Canada’s November Labour Force Survey will be pivotal for judging whether recent job gains reflect genuine labour-market improvement or mere statistical noise. Beneath the surface, private-sector hiring looks recession-like, while wage growth is accelerating at a pace inconsistent with the Bank of Canada’s inflation target, National Bank of Canada economists Matthieu Arseneau and Alexandra Ducharme report.
"The November data from the Labour Force Survey (LFS, conducted among households) will be published this Friday. These figures are eagerly awaited, as they will reveal whether the upturn of the last two months is confirmed or whether it was a statistical fluke. This momentum indeed contrasts with soft data showing a weak appetite for hiring."

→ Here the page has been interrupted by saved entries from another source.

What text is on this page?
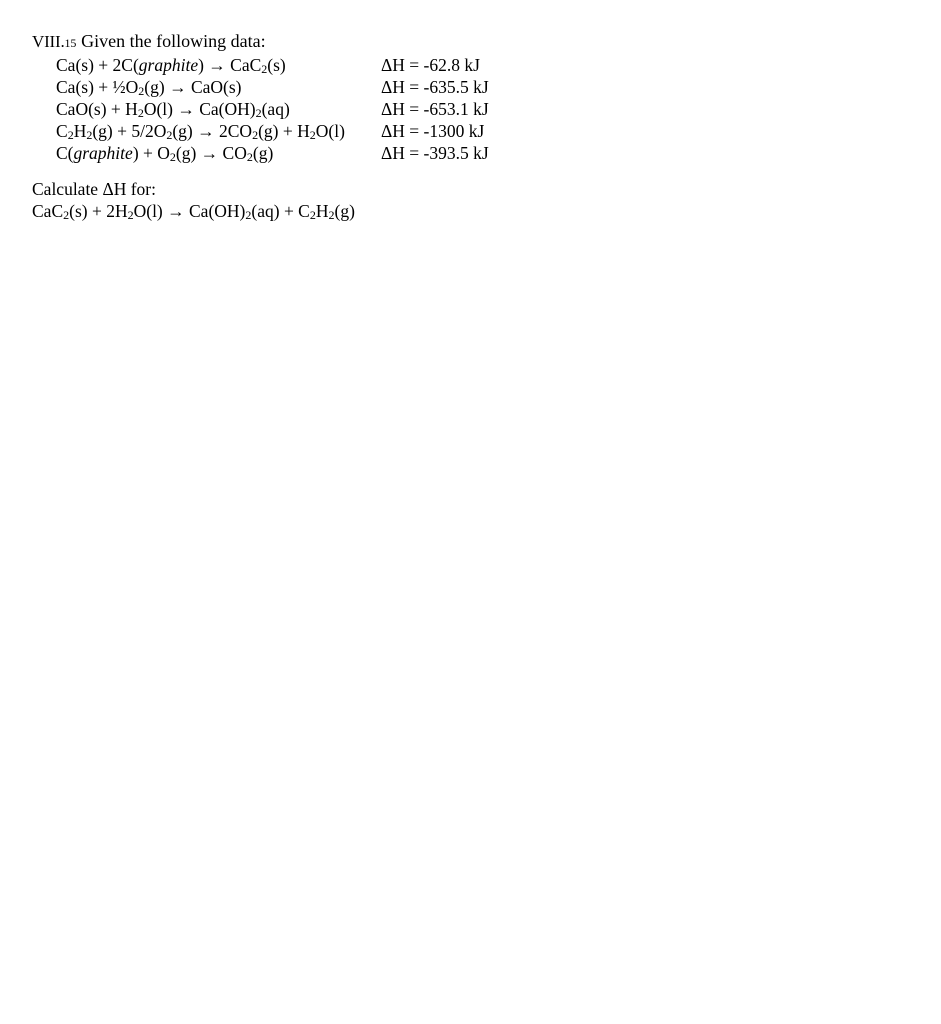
VIII.15 Given the following data:
Ca(s) + 2C(graphite) → CaC$_2$(s)	ΔH = -62.8 kJ
$Ca(s) + \frac{1}{2}O_2(g) \to CaO(s)$	ΔH = -635.5 kJ
$CaO(s) + H_2O(l) \to Ca(OH)_2(aq)$	ΔH = -653.1 kJ
$C_2H_2(g) + 5/2O_2(g) \to 2CO_2(g) + H_2O(l) \Delta H = -1300$ kJ
C(graphite) + $O_2(g) \to CO_2(g)$	ΔH = -393.5 kJ
Calculate ΔH for:
$CaC_2(s) + 2H_2O(l) \to Ca(OH)_2(aq) + C_2H_2(g)$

"Skepticism grew last week with the release of the Survey of Employment, Earnings, and Hours (SEPH, conducted among businesses). This showed a monthly loss of 58K jobs in September, while the LFS reported a gain of 26K after adjustments for comparability. Over six months, employment in only 41% of private sector industries (out of 251) is growing, which is a proportion usually seen only in recession."
"However, this fragility has not prevented wages in the private sector from accelerating, rising at an annualized rate of 5.5% over the last six months, a pace that is incompatible with bringing inflation back to target. The wage dynamics in Canada are limiting the Bank of Canada's ability to further lower the policy rate."